Connecting Claude to Jira: the 10-minute setup
The Atlassian MCP server (or community alternatives like mcp-server-atlassian) exposes Jira’s REST API as MCP tools. Configuration lives in a single JSON block inside your Claude Desktop config:
{
"mcpServers": {
"jira": {
"command": "npx",
"args": ["-y", "@anthropic/mcp-server-atlassian"],
"env": {
"JIRA_BASE_URL": "https://yourteam.atlassian.net",
"JIRA_API_TOKEN": "<token>",
"JIRA_USER_EMAIL": "you@company.com"
}
}
}
}
Once connected, Claude sees tools like jira_search_issues, jira_get_sprint, and jira_get_issue_changelog. No SDK. No webhook. That’s it.
Building the analytics workflow: lead time and sprint velocity
Most teams get Jira analytics wrong the same way: they try to build dashboards. What they actually need is an agent that can answer ad hoc questions against live data.
I prompted Claude with a multi-step workflow broken into three agent phases:
- Data collector — query all issues completed in the last 3 sprints using JQL via the MCP Jira tool, then pull status change history from each issue’s changelog.
- Analyst — calculate Lead Time (created to done), Cycle Time (in-progress to done), and per-sprint velocity (story points completed).
- Reporter — format results into a markdown table and generate a CSV export compatible with Excel.
Worth clarifying: this isn’t three separate programs talking to each other. Claude handles it natively with tool-use chains. Each “agent” is a phase in a single conversation where Claude calls MCP tools, processes the results, then moves on.
Sample output
| Sprint | Velocity (SP) | Avg lead time | Avg cycle time | Completion rate |
|---|---|---|---|---|
| Sprint 22 | 34 | 11.2 days | 4.8 days | 85% |
| Sprint 23 | 41 | 9.6 days | 3.9 days | 92% |
| Sprint 24 | 38 | 10.1 days | 4.2 days | 88% |
Claude computed these by iterating through changelog entries, extracting timestamps for each status transition, and aggregating per sprint. The whole pipeline ran in a single conversation. No orchestration framework, no scheduled jobs.

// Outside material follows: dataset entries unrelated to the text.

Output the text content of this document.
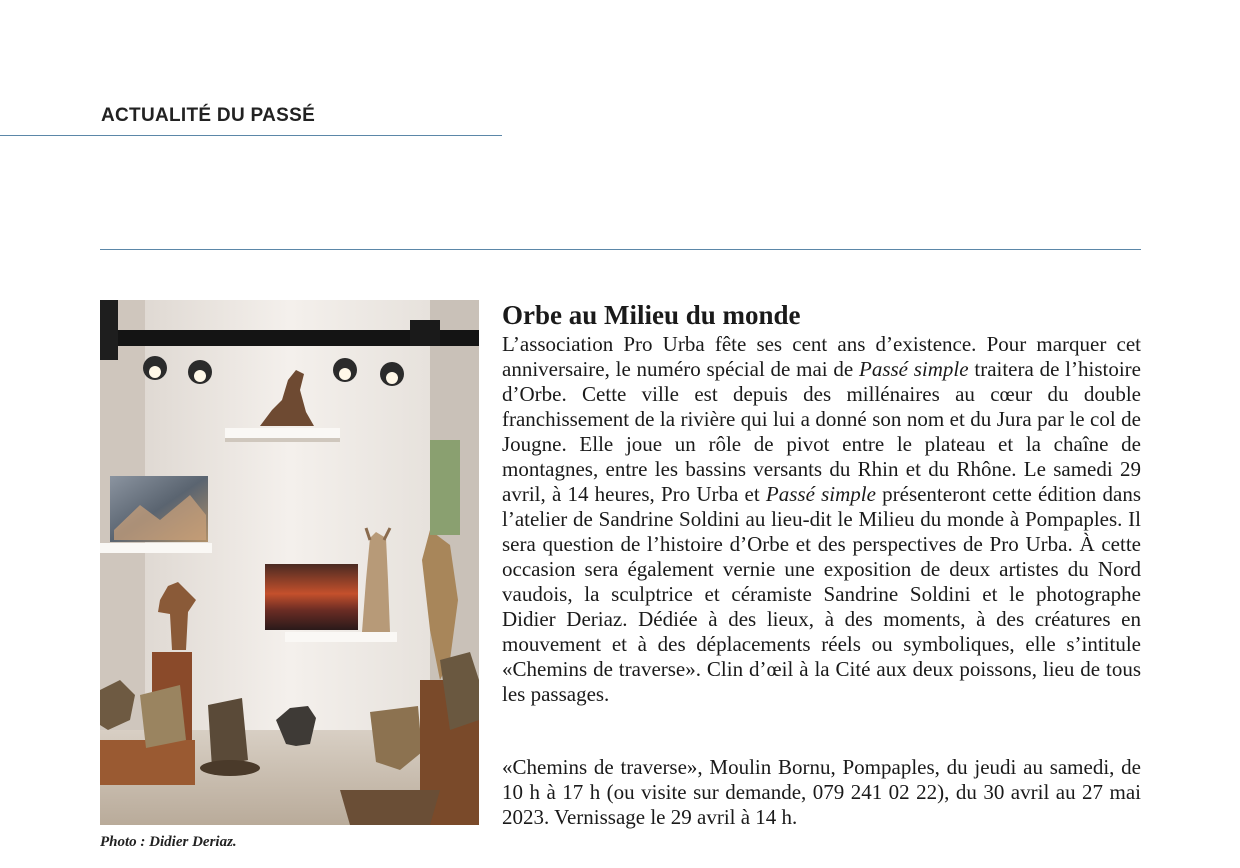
ACTUALITÉ DU PASSÉ
Photo : Didier Deriaz.
Orbe au Milieu du monde

L’association Pro Urba fête ses cent ans d’existence. Pour marquer cet anniversaire, le numéro spécial de mai de Passé simple traitera de l’histoire d’Orbe. Cette ville est depuis des millénaires au cœur du double franchissement de la rivière qui lui a donné son nom et du Jura par le col de Jougne. Elle joue un rôle de pivot entre le plateau et la chaîne de montagnes, entre les bassins versants du Rhin et du Rhône. Le samedi 29 avril, à 14 heures, Pro Urba et Passé simple présenteront cette édition dans l’atelier de Sandrine Soldini au lieu-dit le Milieu du monde à Pompaples. Il sera question de l’histoire d’Orbe et des perspectives de Pro Urba. À cette occasion sera également vernie une exposition de deux artistes du Nord vaudois, la sculptrice et céramiste Sandrine Soldini et le photographe Didier Deriaz. Dédiée à des lieux, à des moments, à des créatures en mouvement et à des déplacements réels ou symboliques, elle s’intitule «Chemins de traverse». Clin d’œil à la Cité aux deux poissons, lieu de tous les passages.

«Chemins de traverse», Moulin Bornu, Pompaples, du jeudi au samedi, de 10 h à 17 h (ou visite sur demande, 079 241 02 22), du 30 avril au 27 mai 2023. Vernissage le 29 avril à 14 h.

Adding Excel export via MCP
For Excel output, I added a filesystem MCP server alongside Jira:
{
"mcpServers": {
"jira": { "..." : "..." },
"filesystem": {
"command": "npx",
"args": ["-y", "@anthropic/mcp-server-filesystem", "/home/user/reports"]
}
}
}
Claude generates CSV content from the computed metrics and writes it to /home/user/reports/sprint-analytics.csv via the filesystem tool. Open it in Excel and you have a pivot-ready dataset. For .xlsx formatting, a dedicated Excel MCP server can handle styling, formulas, and multi-sheet workbooks.
Where this breaks down
I want to be honest about what doesn’t work well:
| Limitation | Impact | Workaround |
|---|---|---|
| Jira API rate limits | Large backlog scans throttle at ~100 req/min | Batch JQL queries, reduce changelog pulls |
| Context window saturation | 500+ issues with full changelogs exceed token limits | Paginate, summarize per batch |
| No persistent state | Each conversation starts fresh | Export results, use MCP resources for caching |
| Auth token management | Tokens in config file are a security concern | Use environment variable injection, rotate tokens |
I wouldn’t run this as a real-time dashboard replacement. It works best as an on-demand analytics tool for sprint retros, executive updates, and process audits — the kind of questions Jira’s built-in reports can’t answer because they require reasoning across issue histories.
What I’d actually recommend
Start with one MCP server. Connect Jira (or whatever tool your team lives in) and validate that the tool-calling loop works before adding anything else. Most of the value comes from that first connection.
Break your prompts into phases: collect, analyze, export. This makes debugging straightforward. When something goes wrong (and it will), you can isolate which phase failed without untangling a monolithic prompt.
Finally, treat this like real infrastructure. Rotate API tokens, restrict filesystem server paths to specific directories, and audit which tools your MCP servers expose. MCP is production-capable, but only if you take security and rate limits seriously from day one. I learned this the hard way after leaving a permissive filesystem path open during testing.